Dean Donoghue, Pāpāmoa Beach
Of course, we all giggle about Winston’s seemingly predictable re-emergence closer to election times, his confidence and his manicured charm. The lawyer in him conveys a well-articulated and well-researched message in such a way, that it is near impossible to argue with him. Being reasonably critical or cynical of his own heritage also makes him a believable orator, primarily because he tells it as it is. For example, recently he has been challenging Māori elite and confronting this “top echelon” for its abandonment of ordinary hard-working Māori, who never seem to get ahead, due to the massive remuneration gaps and assistance privileges between the “top” and the “bottom” layer in their hierarchical structures. Isn’t it a sad story when a minority party has to fight for the majority of a disadvantaged ethnic group!
Rene Blezer, Taupō
Speed bumps hinder
Your pages have reminded us in recent times that the cost of a speed bump ($300,000) could pay for at least three nurses, or three teachers, or three policemen/women. Imagine a reduction of 1000 speed bumps? Readers have also pointed out the irony of a Green/Left initiative increasing air pollution as vehicles slow down and then accelerate off at speed in a low gear, venting their frustration. Speed bumps hinder not only the average motorist but also the ambulance on its way to a heart attack victim, the fire engine on its way to a burning hostel, or the police vehicle speeding (yes, speeding!) to a mass shooting.
Chris Parker, Campbells Bay
Fairer tax system
The recent leak regarding the removal of tax from “fresh food” has created the usual arguments about what’s in and what’s out. However, the answer to that is to ‘keep it simple stupid’. Remove GST from all food bought in supermarkets, grocery stores and dairies. Make milk a food and leave the GST on all other drinks as most are bad for us.

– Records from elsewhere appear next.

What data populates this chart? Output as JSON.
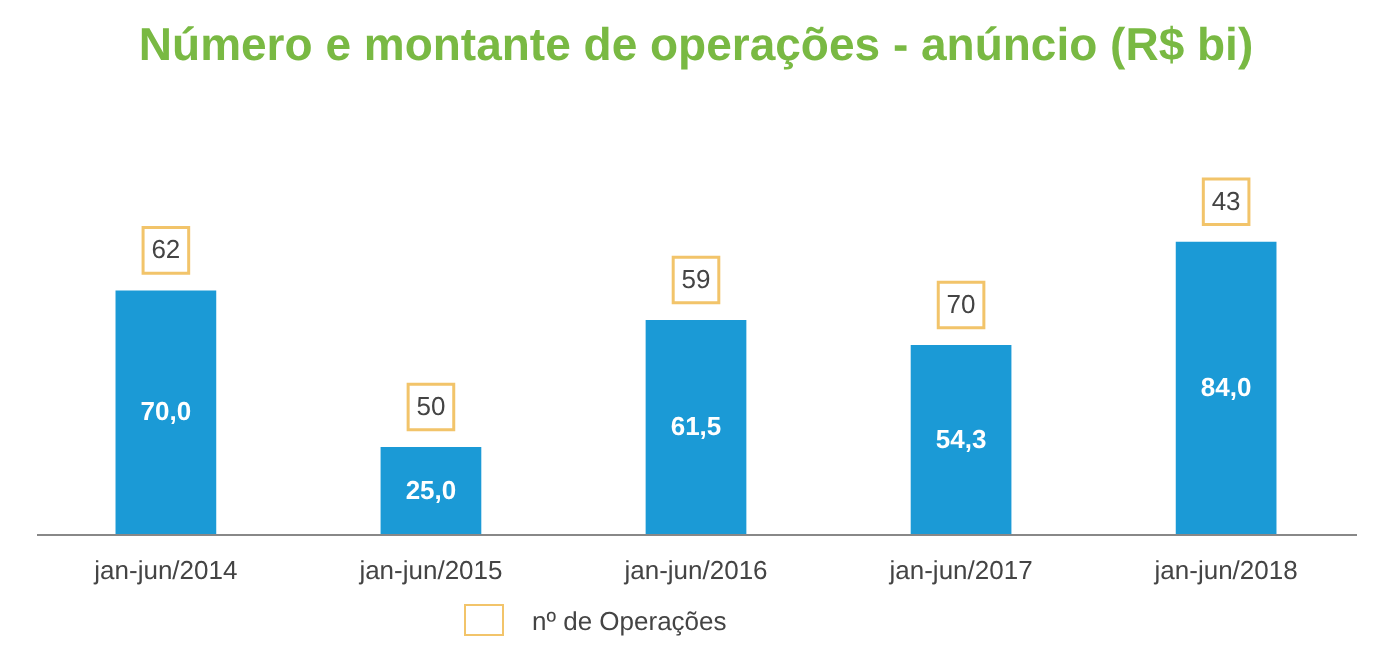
{
  "chart_data": {
    "type": "bar",
    "title": "Número e montante de operações - anúncio (R$ bi)",
    "categories": [
      "jan-jun/2014",
      "jan-jun/2015",
      "jan-jun/2016",
      "jan-jun/2017",
      "jan-jun/2018"
    ],
    "series": [
      {
        "color": "#1b9ad6",
        "values": [
          70.0,
          25.0,
          61.5,
          54.3,
          84.0
        ],
        "value_labels": [
          "70,0",
          "25,0",
          "61,5",
          "54,3",
          "84,0"
        ]
      }
    ],
    "grid": false,
    "annotations": [
      {
        "text": "62",
        "x": "jan-jun/2014",
        "y": 70.0
      },
      {
        "text": "50",
        "x": "jan-jun/2015",
        "y": 25.0
      },
      {
        "text": "59",
        "x": "jan-jun/2016",
        "y": 61.5
      },
      {
        "text": "70",
        "x": "jan-jun/2017",
        "y": 54.3
      },
      {
        "text": "43",
        "x": "jan-jun/2018",
        "y": 84.0
      },
      "nº de Operações"
    ]
  }
}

Leave the GST on restaurants, cafes and takeaway bars. Exempt bakeries for plain bread products. Revenue lost would be balanced by a capital gains tax on all investment domestic and commercial properties. All businesses and farms could claim reductions in their liability by quantifying their efforts to make their property more climate and environmentally friendly. These two initiatives will roughly balance the tax take, create a fairer tax system, encourage greater savings and very significant health benefits through more food availability.
Niall Robertson, Balmoral
A rodent’s field day
We had delivered to our home this week — unannounced — Auckland Council’s green food scrap bins. Already on our street, people have placed them out, presumably full of vegetable waste, in the wrong week. Already some have been knocked over by animals and wind. Rodents and ants are having a field day. What a disaster of a policy by the cash-strapped Auckland Council. Goodness knows what this new collection policy will cost ratepayers who cannot even opt out of the $77.20 cost of collection. Bets on this will follow the same fate as this system did in the UK. It failed. Our bin has already been relegated to the garden shed!